The error I'm now catching is the following:

Rescued: #<Bunq::InvalidResponseSignature: Response error (code: 200, body: {"Response":[{"Id":{"id":123123}}]})>

Since I am abandoning this attempt to automate payments for now, maybe someone likes to take it from here?

alexanderjeurissen commented 4 years ago

The issue with your script is that the server_public_key references the public key portion of the generated SSL certificate instead of the server_public_key that is returned when an installation is created.

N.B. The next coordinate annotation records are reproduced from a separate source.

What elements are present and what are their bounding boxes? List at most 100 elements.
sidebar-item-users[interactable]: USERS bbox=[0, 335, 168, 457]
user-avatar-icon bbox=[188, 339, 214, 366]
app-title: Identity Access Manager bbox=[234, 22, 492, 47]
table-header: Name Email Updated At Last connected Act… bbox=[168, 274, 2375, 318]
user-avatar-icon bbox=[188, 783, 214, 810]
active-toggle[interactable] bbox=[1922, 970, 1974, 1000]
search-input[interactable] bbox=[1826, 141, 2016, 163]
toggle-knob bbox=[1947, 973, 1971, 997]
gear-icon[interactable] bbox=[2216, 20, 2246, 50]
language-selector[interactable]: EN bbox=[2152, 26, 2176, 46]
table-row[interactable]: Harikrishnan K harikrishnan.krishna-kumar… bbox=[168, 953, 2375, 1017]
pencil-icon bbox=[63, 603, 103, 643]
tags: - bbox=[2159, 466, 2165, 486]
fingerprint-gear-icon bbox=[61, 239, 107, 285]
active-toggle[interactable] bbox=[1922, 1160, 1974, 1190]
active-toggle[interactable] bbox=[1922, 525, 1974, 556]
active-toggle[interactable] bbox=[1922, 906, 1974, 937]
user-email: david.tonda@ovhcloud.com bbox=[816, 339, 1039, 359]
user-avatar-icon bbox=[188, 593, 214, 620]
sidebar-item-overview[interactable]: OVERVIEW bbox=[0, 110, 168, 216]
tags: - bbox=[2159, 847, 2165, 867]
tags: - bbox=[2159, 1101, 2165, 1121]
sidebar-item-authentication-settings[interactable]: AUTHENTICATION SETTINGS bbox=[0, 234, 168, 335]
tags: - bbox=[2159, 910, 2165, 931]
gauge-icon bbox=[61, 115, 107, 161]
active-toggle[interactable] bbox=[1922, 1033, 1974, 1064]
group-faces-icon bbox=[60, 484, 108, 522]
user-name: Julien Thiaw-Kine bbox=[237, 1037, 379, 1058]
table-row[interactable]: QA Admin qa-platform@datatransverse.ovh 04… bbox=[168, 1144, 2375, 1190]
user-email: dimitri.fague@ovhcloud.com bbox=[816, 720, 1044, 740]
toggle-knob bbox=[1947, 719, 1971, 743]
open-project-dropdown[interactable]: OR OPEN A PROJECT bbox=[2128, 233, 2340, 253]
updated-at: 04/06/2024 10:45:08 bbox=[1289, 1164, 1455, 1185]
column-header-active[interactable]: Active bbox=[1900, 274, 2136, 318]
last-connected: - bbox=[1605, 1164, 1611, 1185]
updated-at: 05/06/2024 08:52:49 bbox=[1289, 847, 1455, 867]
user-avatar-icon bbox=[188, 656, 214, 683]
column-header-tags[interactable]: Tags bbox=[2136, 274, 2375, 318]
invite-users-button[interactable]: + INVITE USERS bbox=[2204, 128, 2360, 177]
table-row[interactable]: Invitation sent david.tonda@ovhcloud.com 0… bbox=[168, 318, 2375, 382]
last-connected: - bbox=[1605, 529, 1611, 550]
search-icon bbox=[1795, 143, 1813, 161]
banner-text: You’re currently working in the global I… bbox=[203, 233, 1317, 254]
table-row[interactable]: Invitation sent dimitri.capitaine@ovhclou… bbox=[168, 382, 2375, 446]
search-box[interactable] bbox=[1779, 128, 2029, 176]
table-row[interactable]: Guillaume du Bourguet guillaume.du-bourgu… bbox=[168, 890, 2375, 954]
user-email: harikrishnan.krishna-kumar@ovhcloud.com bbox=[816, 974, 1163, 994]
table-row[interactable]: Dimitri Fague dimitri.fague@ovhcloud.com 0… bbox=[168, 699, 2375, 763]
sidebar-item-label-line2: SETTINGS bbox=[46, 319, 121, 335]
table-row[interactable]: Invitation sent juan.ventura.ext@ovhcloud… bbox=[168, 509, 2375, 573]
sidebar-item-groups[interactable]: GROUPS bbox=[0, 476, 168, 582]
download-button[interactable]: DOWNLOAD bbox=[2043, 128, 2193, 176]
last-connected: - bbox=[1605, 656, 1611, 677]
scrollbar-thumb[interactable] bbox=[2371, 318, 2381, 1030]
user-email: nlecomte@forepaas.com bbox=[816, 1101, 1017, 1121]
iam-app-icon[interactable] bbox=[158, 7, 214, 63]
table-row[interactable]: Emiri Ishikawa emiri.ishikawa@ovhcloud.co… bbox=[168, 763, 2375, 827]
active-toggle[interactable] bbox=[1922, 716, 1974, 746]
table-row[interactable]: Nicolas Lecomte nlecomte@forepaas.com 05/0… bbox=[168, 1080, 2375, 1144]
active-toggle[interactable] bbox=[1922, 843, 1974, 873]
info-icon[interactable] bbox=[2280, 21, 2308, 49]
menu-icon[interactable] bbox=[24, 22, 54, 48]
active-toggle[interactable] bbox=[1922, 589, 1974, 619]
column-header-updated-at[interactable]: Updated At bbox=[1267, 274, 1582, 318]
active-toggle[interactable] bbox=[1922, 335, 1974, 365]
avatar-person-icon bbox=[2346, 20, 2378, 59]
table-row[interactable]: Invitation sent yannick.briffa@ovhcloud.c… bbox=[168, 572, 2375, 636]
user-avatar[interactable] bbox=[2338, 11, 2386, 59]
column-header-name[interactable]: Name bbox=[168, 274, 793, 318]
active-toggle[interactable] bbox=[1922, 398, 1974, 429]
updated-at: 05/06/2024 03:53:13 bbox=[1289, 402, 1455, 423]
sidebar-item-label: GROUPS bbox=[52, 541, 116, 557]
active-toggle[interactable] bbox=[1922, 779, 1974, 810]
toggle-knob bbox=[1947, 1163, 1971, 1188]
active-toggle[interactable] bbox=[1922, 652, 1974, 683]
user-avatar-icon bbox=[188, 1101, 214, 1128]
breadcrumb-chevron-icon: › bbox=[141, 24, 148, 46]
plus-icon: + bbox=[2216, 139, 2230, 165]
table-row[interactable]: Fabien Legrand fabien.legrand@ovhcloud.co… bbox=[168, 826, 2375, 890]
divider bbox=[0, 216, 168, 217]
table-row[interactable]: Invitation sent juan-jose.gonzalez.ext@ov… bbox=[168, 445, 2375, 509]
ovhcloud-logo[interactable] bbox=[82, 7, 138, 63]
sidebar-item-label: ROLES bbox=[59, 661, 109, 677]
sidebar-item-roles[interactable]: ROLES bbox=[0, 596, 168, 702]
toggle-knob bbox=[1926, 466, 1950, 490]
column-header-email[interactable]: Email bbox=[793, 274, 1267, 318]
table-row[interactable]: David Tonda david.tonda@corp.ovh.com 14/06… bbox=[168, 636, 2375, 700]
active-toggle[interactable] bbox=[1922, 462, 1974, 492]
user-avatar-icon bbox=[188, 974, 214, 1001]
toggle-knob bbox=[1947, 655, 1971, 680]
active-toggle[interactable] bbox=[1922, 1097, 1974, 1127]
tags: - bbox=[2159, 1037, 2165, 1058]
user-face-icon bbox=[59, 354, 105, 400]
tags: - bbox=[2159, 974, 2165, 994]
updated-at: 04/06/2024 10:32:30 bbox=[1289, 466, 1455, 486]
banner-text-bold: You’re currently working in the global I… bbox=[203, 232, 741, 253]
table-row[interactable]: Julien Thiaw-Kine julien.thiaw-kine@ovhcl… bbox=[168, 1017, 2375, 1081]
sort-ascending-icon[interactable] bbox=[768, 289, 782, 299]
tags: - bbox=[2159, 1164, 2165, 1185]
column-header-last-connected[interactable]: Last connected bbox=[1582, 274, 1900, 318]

I created the following helper class that I use for my own testing

# frozen_string_literal: true

require 'openssl'

class BunqInstaller
  def initialize(api_key: ENV['api_key'])
    @configuration = OpenStruct.new api_key: api_key
  end

  def generate_configuration
    configuration = with_installation_token(
      with_ssl_certificate(@configuration)
    )

    create_device_server(configuration)

    yield configuration
  end

  def with_ssl_certificate(configuration)
    openssl_key = OpenSSL::PKey::RSA.new(2048)
    new_configuration = OpenStruct.new(configuration)

    new_configuration.private_key = openssl_key.to_pem
    new_configuration.public_key = openssl_key.public_key.to_pem

    new_configuration
  end

  def with_installation_token(configuration)
    Bunq.configure do |config|
      config.api_key = configuration.api_key
      config.private_key = configuration.private_key
      config.server_public_key = nil # you don't have this yet
      config.installation_token = nil # this MUST be nil for installations
    end

    response = Bunq.client.installations.create(configuration.public_key)

    # NOTE: we won't need this field anymore after this step
    configuration.delete_field('public_key')

    new_configuration = OpenStruct.new(configuration)

    new_configuration.installation_token = response[1]['Token']['token']
    new_configuration.server_public_key = response[2]['ServerPublicKey']['server_public_key']

    new_configuration
  end

  def create_device_server(configuration)
    Bunq.configure do |config|
      config.api_key = configuration.api_key
      config.private_key = configuration.private_key
      config.server_public_key = configuration.server_public_key
      config.installation_token = configuration.installation_token
    end

    Bunq.client.device_servers.create(Socket.gethostname.to_s)
  end
end

This allows me to create a new configuration and consume the resulting configuration. For local testing I simply write the result to a .env file.

installer = BunqInstaller.new api_key: <api_key>

installer.genererate_configuration do |config|
  File.open('.env', 'a') do |f|
    f.puts "api_key=\"#{config.api_key}\"" unless ENV['api_key']
    f.puts "private_key=\"#{config.private_key}\""
    f.puts "server_public_key=\"#{config.server_public_key}\""
    f.puts "installation_token=\"#{config.installation_token}\""
  end
end

that way I can consume it in an initializer using dot-env-rails gem:

# frozen_string_literal: true

Bunq.configure do |config|
  config.api_key = ENV['api_key']
  config.private_key = ENV['private_key']
  config.server_public_key = ENV['server_public_key']
  config.installation_token = ENV['installation_token']
end

You could also write the configuration to a database if you want to support multiple users, and have a BunqClient wrapper that configures the BunqClient to use the configuration of the current_user.